In the DB02 trial, patients were treated with a median of two prior lines before receiving T-DXd, similar to our population [13]. Compared to our data, we found a more heavily pretreated population (fourth line and beyond of 23% versus 17% on DB02). The administration of T-DXd in later lines may have explained the slightly lower ORR in our sample compared to the DB02 trial (44% vs 70%). Concerning ORR, we reported 44% versus 70% in DB02. Considering this difference, we believe that the heavily pretreated population experienced reduced objective responses, as T-DXd was administered in subsequent lines.

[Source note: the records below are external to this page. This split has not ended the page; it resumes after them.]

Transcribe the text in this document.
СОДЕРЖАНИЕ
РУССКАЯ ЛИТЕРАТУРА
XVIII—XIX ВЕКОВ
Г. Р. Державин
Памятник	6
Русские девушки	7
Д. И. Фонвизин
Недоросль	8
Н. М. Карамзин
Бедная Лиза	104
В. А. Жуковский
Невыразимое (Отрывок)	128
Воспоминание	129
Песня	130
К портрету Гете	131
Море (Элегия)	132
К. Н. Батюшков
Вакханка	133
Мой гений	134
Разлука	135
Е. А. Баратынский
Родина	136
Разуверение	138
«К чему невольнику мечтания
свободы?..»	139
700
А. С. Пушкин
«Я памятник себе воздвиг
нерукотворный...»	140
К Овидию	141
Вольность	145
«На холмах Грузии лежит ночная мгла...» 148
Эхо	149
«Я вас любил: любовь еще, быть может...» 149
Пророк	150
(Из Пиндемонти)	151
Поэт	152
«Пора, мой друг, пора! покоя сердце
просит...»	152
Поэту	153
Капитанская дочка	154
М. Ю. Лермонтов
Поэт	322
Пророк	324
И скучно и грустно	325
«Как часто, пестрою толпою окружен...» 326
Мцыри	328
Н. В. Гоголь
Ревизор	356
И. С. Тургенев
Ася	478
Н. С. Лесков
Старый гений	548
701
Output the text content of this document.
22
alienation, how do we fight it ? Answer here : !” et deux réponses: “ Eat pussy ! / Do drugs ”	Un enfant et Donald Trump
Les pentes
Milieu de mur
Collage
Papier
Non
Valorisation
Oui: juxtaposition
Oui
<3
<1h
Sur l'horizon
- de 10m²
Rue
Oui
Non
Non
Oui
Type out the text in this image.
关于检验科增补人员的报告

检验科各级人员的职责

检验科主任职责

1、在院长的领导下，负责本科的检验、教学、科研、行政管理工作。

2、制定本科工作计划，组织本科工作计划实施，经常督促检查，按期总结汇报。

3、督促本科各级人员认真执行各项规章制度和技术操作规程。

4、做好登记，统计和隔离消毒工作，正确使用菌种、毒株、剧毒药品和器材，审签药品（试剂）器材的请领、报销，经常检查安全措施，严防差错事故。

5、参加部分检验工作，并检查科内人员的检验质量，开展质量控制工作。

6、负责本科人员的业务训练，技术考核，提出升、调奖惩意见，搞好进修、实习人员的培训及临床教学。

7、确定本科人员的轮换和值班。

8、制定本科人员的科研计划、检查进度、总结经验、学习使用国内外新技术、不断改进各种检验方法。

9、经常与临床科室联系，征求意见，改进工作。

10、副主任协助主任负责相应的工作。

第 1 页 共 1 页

Other causes could be real-world variations in supportive care, toxicity management, or adherence [2,13,19].

Emesis, neutropenia, alopecia, and fatigue were the most frequently reported clinically relevant AEs of any grade and were found in 83 (83%) patients. We noted nausea in 49 (49%) patients, neutropenia in 37 (37%), alopecia in 34 (34%), fatigue in 16 (16%), asthenia in 18 (18%), ILD in 12 (12%), and diarrhea in 12 (12%) of our population. In DB02, the main toxicities were nausea in 73% of patients, alopecia in 37%, fatigue in 36%, diarrhea in 27%, and ILD in 10%. In our population, grade 3 or higher AEs were found in 16 (16%) versus 53% in the DB02 trial. Dose reductions and treatment discontinuation were required in 46 (46%) patients owing to any AEs. Grade 3 or higher AEs reported were neutropenia in 10 patients (10%), alopecia in three (3%), fatigue in three (3%), and ILD in three (3%) compared to anemia (8%), neutropenia (8%) and nausea (7%) in the DB02 trial [13]. In this trial, 24% of patients required dose reductions, and 18% had treatment discontinuation.

A limitation of this study is that in real-world analysis, due to less stringent protocols, clinicians may not record toxicities as thoroughly, which may lead to an underestimation of AEs. Other additional limitations of our study are the small sample size and the heterogeneity in the timing of imaging assessment among the different centers. The retrospective design of this study and the potential for selection bias could be other limitations [20,21].

Conclusions

In our analysis, it was observed that T-DXd is safe, active, and effective in a real-world population, with comparable results to RCTs. The relatively small sample size may limit statistical power, potentially leading to an underestimation or overestimation of treatment effects. To give more strength to these findings, a study with a larger population and an extended follow-up would be important to corroborate the efficacy and safety of this medication among patients with HER2+ ABC. The study does not include adjustment for confounding factors such as prior therapy exposure, which may have influenced treatment response. The lower ORR observed in our study compared to DB02 could be influenced by multiple factors, including differences in patient selection, prior treatment regimens, or variations in toxicity management in real-world settings. Our findings on T-DXd-related toxicities align with clinical trial data; however, future studies should compare these outcomes with other real-world datasets to further validate safety findings. Real-world studies are important to provide evidence to clinicians and give essential information about the safety and effectiveness of new therapeutics.